Over the last few decades, many have observed and increasingly implemented a “less is more” approach when it comes to healthcare settings. Instead of putting patients in a massive medical center or community hospital, with their over-the-top overhead and incumbent costs, why not delegate certain procedures to a smaller, more streamlined facility designed to get patients in and out quickly and efficiently? Et voilà, the ASC!
It comes as no secret to our readers that ambulatory surgical centers are not only found but flourishing across the country. This is because, for those procedures that don’t involve inpatient stays or specialized circumstances, the ASC is almost always the better cost option. And saving money is guaranteed to be a winner with both payers and patients alike. So, how does the growing transference of patient cases to the ASC setting impact anesthesia groups? Let’s find out.
Quality of Life
Unlike the hectic and frenetic pace found in most hospitals, practicing at a surgery center means regular and reasonable hours. No on-calls, no 2 a.m. emergency appendectomies, no all-night labor cases, no weekend duty. You’re there at 6 a.m. and off by 3 p.m. This allows for a better work-life balance. Remember the immortal words of Mr. Miyagi: “Balance not just [for] karate; balance [is for] whole life.”

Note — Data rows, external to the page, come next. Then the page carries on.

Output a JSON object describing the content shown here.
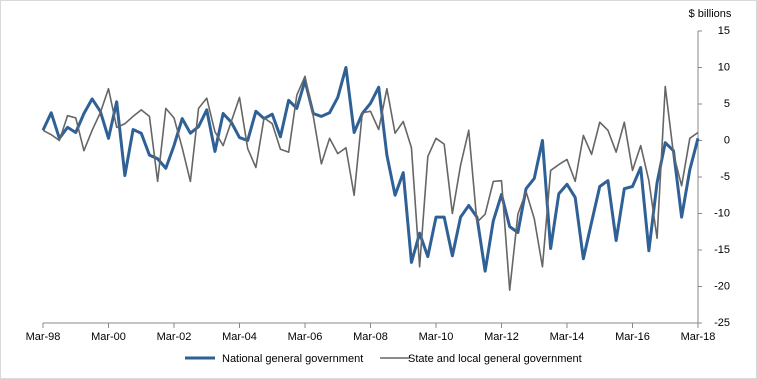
{
  "chart_data": {
    "type": "line",
    "y_label": "$ billions",
    "categories": [
      "Mar-98",
      null,
      null,
      null,
      null,
      null,
      null,
      null,
      "Mar-00",
      null,
      null,
      null,
      null,
      null,
      null,
      null,
      "Mar-02",
      null,
      null,
      null,
      null,
      null,
      null,
      null,
      "Mar-04",
      null,
      null,
      null,
      null,
      null,
      null,
      null,
      "Mar-06",
      null,
      null,
      null,
      null,
      null,
      null,
      null,
      "Mar-08",
      null,
      null,
      null,
      null,
      null,
      null,
      null,
      "Mar-10",
      null,
      null,
      null,
      null,
      null,
      null,
      null,
      "Mar-12",
      null,
      null,
      null,
      null,
      null,
      null,
      null,
      "Mar-14",
      null,
      null,
      null,
      null,
      null,
      null,
      null,
      "Mar-16",
      null,
      null,
      null,
      null,
      null,
      null,
      null,
      "Mar-18"
    ],
    "series": [
      {
        "name": "National general government",
        "color": "#2f6196",
        "values": [
          1.4,
          3.8,
          0.3,
          1.8,
          1.1,
          3.7,
          5.7,
          4.0,
          0.3,
          5.3,
          -4.8,
          1.5,
          1.0,
          -2.0,
          -2.5,
          -3.8,
          -0.7,
          3.0,
          1.0,
          1.9,
          4.2,
          -1.5,
          3.7,
          2.5,
          0.4,
          0.0,
          4.0,
          3.0,
          3.6,
          0.5,
          5.5,
          4.4,
          8.2,
          3.7,
          3.3,
          3.8,
          5.9,
          10.0,
          1.1,
          3.7,
          5.1,
          7.3,
          -2.0,
          -7.5,
          -4.4,
          -16.7,
          -12.7,
          -15.9,
          -10.5,
          -10.5,
          -15.8,
          -10.5,
          -8.9,
          -10.5,
          -17.9,
          -11.0,
          -7.4,
          -11.8,
          -12.6,
          -6.6,
          -5.2,
          0.0,
          -14.8,
          -7.3,
          -6.0,
          -7.8,
          -16.2,
          -11.2,
          -6.3,
          -5.5,
          -13.7,
          -6.6,
          -6.3,
          -3.7,
          -15.1,
          -5.8,
          -0.3,
          -1.4,
          -10.5,
          -4.0,
          0.3
        ]
      },
      {
        "name": "State and local general government",
        "color": "#666666",
        "values": [
          1.4,
          0.8,
          0.0,
          3.4,
          3.1,
          -1.4,
          1.4,
          3.8,
          7.1,
          1.8,
          2.3,
          3.3,
          4.2,
          3.3,
          -5.6,
          4.4,
          3.1,
          -1.0,
          -5.6,
          4.4,
          5.8,
          1.2,
          -0.7,
          2.6,
          5.9,
          -1.1,
          -3.7,
          3.1,
          2.3,
          -1.2,
          -1.6,
          6.2,
          8.8,
          3.4,
          -3.2,
          0.3,
          -1.8,
          -1.0,
          -7.5,
          3.8,
          4.0,
          1.5,
          7.1,
          1.0,
          2.6,
          -1.0,
          -17.3,
          -2.2,
          0.3,
          -0.5,
          -10.0,
          -3.4,
          1.4,
          -11.2,
          -10.1,
          -5.6,
          -5.5,
          -20.5,
          -10.1,
          -7.0,
          -10.7,
          -17.3,
          -4.1,
          -3.3,
          -2.6,
          -5.6,
          0.7,
          -1.9,
          2.5,
          1.4,
          -1.6,
          2.5,
          -4.1,
          -0.7,
          -5.5,
          -13.4,
          7.4,
          -1.8,
          -6.2,
          0.3,
          1.1
        ]
      }
    ],
    "ylim": [
      -25,
      15
    ],
    "yticks": [
      15,
      10,
      5,
      0,
      -5,
      -10,
      -15,
      -20,
      -25
    ],
    "y_axis_side": "right",
    "legend": "bottom"
  }
}
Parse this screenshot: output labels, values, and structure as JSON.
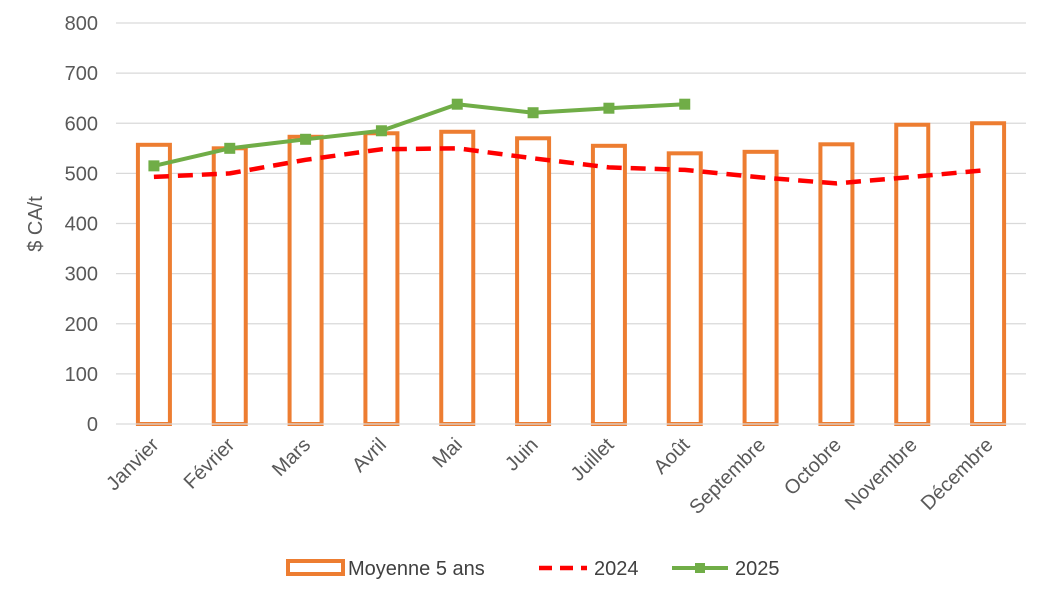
{
  "chart_data": {
    "type": "bar",
    "ylabel": "$ CA/t",
    "xlabel": "",
    "ylim": [
      0,
      800
    ],
    "y_ticks": [
      "0",
      "100",
      "200",
      "300",
      "400",
      "500",
      "600",
      "700",
      "800"
    ],
    "grid": true,
    "legend_position": "bottom",
    "categories": [
      "Janvier",
      "Février",
      "Mars",
      "Avril",
      "Mai",
      "Juin",
      "Juillet",
      "Août",
      "Septembre",
      "Octobre",
      "Novembre",
      "Décembre"
    ],
    "series": [
      {
        "name": "Moyenne 5 ans",
        "kind": "bar",
        "style": "outline",
        "color": "#ED7D31",
        "values": [
          557,
          550,
          573,
          580,
          583,
          570,
          555,
          540,
          543,
          558,
          597,
          600
        ]
      },
      {
        "name": "2024",
        "kind": "line",
        "style": "dashed",
        "color": "#FF0000",
        "values": [
          493,
          500,
          527,
          548,
          550,
          530,
          512,
          507,
          492,
          480,
          493,
          507
        ]
      },
      {
        "name": "2025",
        "kind": "line",
        "style": "solid-with-markers",
        "color": "#70AD47",
        "values": [
          515,
          550,
          568,
          585,
          638,
          621,
          630,
          638,
          null,
          null,
          null,
          null
        ]
      }
    ]
  }
}
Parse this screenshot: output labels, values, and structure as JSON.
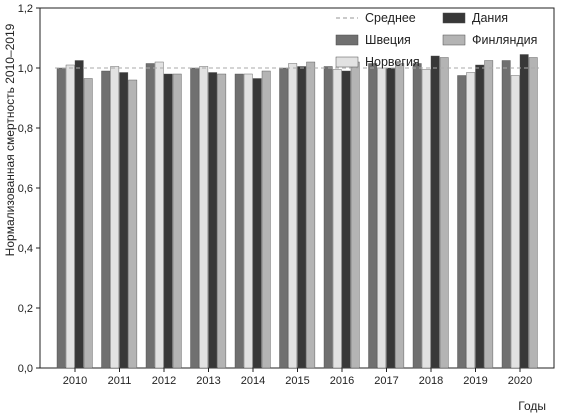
{
  "chart_data": {
    "type": "bar",
    "title": "",
    "xlabel": "Годы",
    "ylabel": "Нормализованная смертность 2010–2019",
    "categories": [
      "2010",
      "2011",
      "2012",
      "2013",
      "2014",
      "2015",
      "2016",
      "2017",
      "2018",
      "2019",
      "2020"
    ],
    "ylim": [
      0,
      1.2
    ],
    "yticks": [
      "0,0",
      "0,2",
      "0,4",
      "0,6",
      "0,8",
      "1,0",
      "1,2"
    ],
    "grid": false,
    "legend_position": "top-right",
    "series": [
      {
        "name": "Швеция",
        "color": "#707070",
        "values": [
          1.0,
          0.99,
          1.015,
          1.0,
          0.98,
          1.0,
          1.005,
          1.015,
          1.015,
          0.975,
          1.025
        ]
      },
      {
        "name": "Норвегия",
        "color": "#e2e2e2",
        "values": [
          1.01,
          1.005,
          1.02,
          1.005,
          0.98,
          1.015,
          0.995,
          1.0,
          0.995,
          0.985,
          0.975
        ]
      },
      {
        "name": "Дания",
        "color": "#383838",
        "values": [
          1.025,
          0.985,
          0.98,
          0.985,
          0.965,
          1.005,
          0.99,
          1.0,
          1.04,
          1.01,
          1.045
        ]
      },
      {
        "name": "Финляндия",
        "color": "#b4b4b4",
        "values": [
          0.965,
          0.96,
          0.98,
          0.98,
          0.99,
          1.02,
          1.02,
          1.015,
          1.035,
          1.025,
          1.035
        ]
      }
    ],
    "reference_line": {
      "name": "Среднее",
      "value": 1.0,
      "color": "#aaaaaa"
    }
  }
}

So, there are some clear lifestyle benefits enjoyed by those anesthesia practitioners who elect to work exclusively at an ASC. Of course, not every anesthesia group practices solely in this setting. Often, a group has a multi-track practice approach, where they must provide services in both hospital and ASC settings. But, to the extent an anesthesia provider’s schedule can incorporate days in an ASC, those days are probably less stressful. In fact, no less a source than AI has this to say on the subject:
Working in an ambulatory surgery center is perceived as less stressful and less demanding than working in a hospital environment. ASC patients are generally in good health, and the personalized care provided by ASC nurses contributes to the reduced stress.
Income Pressures
As we’ve pointed out on previous occasions, the U.S. is facing a shortage in anesthesia providers—a problem that is only likely to worsen in the years ahead. The American Association of Medical Colleges has estimated a shortage of 12,500 anesthesiologists by 2033, with 56 percent of current practitioners over the age of 55. The projected number of CRNAs also falls well short of future demands. Already, the current and projected paucity in anesthesia providers has created an upward pressure on salaries.

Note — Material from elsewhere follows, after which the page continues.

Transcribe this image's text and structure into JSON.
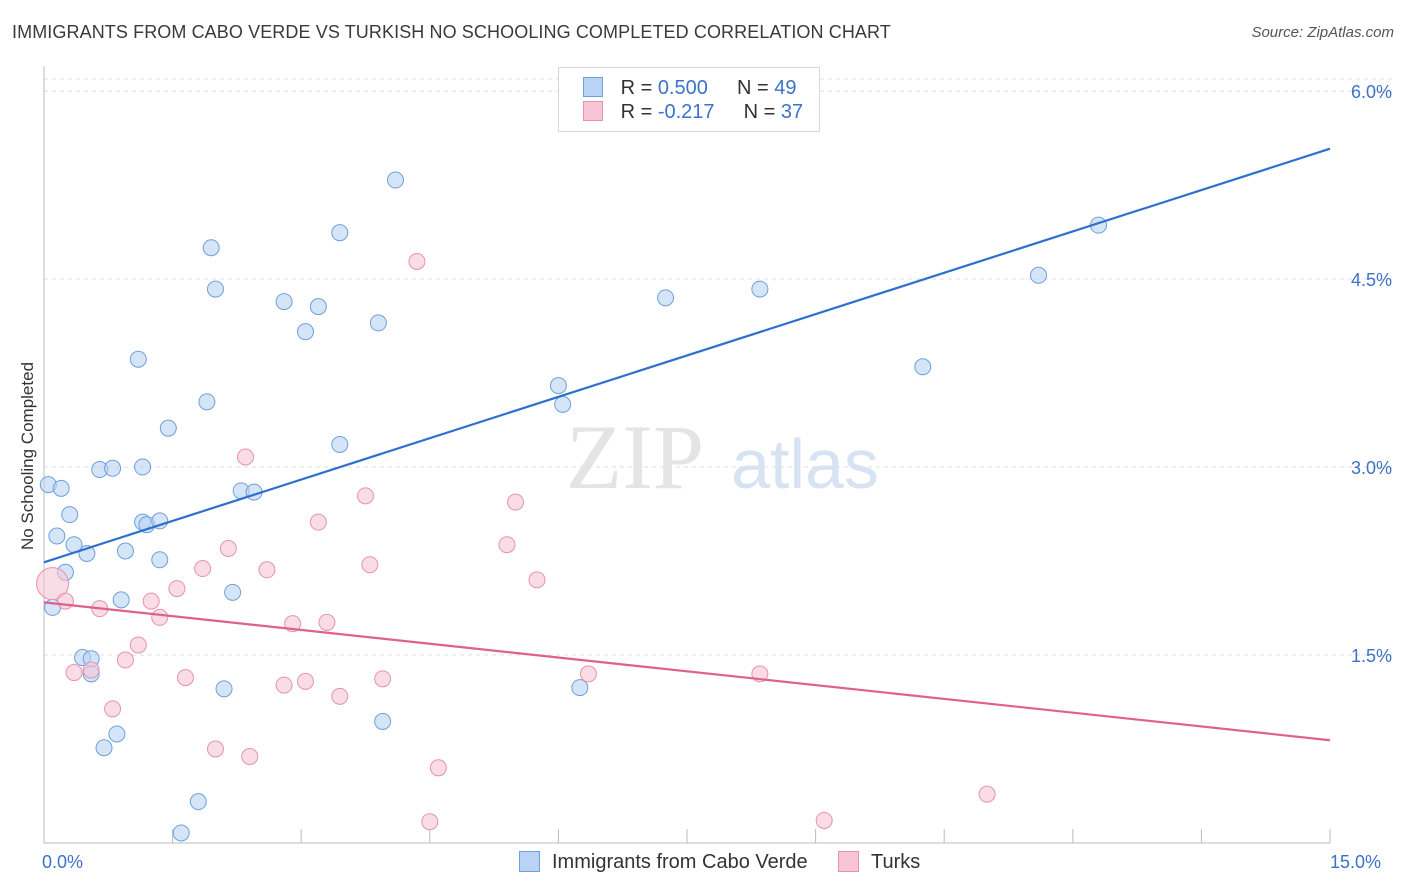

The problem is that, as provider salaries have increased, reimbursement for anesthesia services has progressively declined, at least as it concerns certain payers. Medicare, for example, has reduced payments to providers by over eight percent from 2019 to 2024, and some commercial payers have also created policies in recent years that have had the effect of cutting into anesthesia reimbursement.
According to one observer, “This combination of higher salaries and diminishing reimbursement has placed financial burdens on management companies and direct employment models, creating the request for subsidies to hospitals and ASCs to cover the fiscal gap of providing anesthesia coverage.” So, yes, it’s not only hospitals feeling the pressure to provide stipends to anesthesia groups; now, the ASCs are feeling the pinch.
It's Complicated
So, stipends are on the table, but how equipped are ASCs to ensure their anesthesia team is sufficiently compensated? Here are some thoughts provided by Tina Driggers, administrator of DSC Day Surgery Center in Winter Haven, Florida, which our readers might find illustrative of the issue:
The need for increasing compensation to the anesthesia departments to compete with the hospital subsidies is a necessity. It is unfortunate that our commercial insurance carriers have to bail out Medicare rates, but the system is broken. These [ASC] cases are performed at a massive savings to the insurance companies and part of these savings should be passed down to the Anesthesia departments who are working at surgery centers and doing the majority of the surgical volume to keep the system alive.
Similarly, Janet Carlson, vice president of ASC Operations at Commonwealth Pain & Spine in Louisville, Kentucky, noted:
The one consistent thing for ASCs is that we are all dealing with the same challenges to find Anesthesia support for safe patient care. The anesthesiologists and CRNAs do not need to be confronted with the recent risk of diminished reimbursement because of unscrupulous payer interference. If I could change one thing, it would be the ability to pay anesthesia a fair wage in my ASCs for their services. They are an integral part of our successes and outstanding patient outcomes. I cannot compete with the stipends that large health systems pay for anesthesia support. This is a direct result of the unfair reduced compensation for ASC services as compared to hospitals and hospital outpatient departments.
So, it’s not a slam dunk that your local surgery center will have the resources to subsidize your anesthesia providers to the level desired. Accordingly, anesthesia practices will need to keep a center’s ability to meet their team’s financial requirements in mind when it comes to their long-term planning, remembering that not all ASCs are created equally. A group’s decision to practice at a particular ASC will depend on several factors, including lifestyle fit and financial benefit. One thing is for certain: surgery centers are not going away. In fact, they are proliferating. It will be up to each anesthesia group to determine whether, and to what extent, they should devote resources to these settings.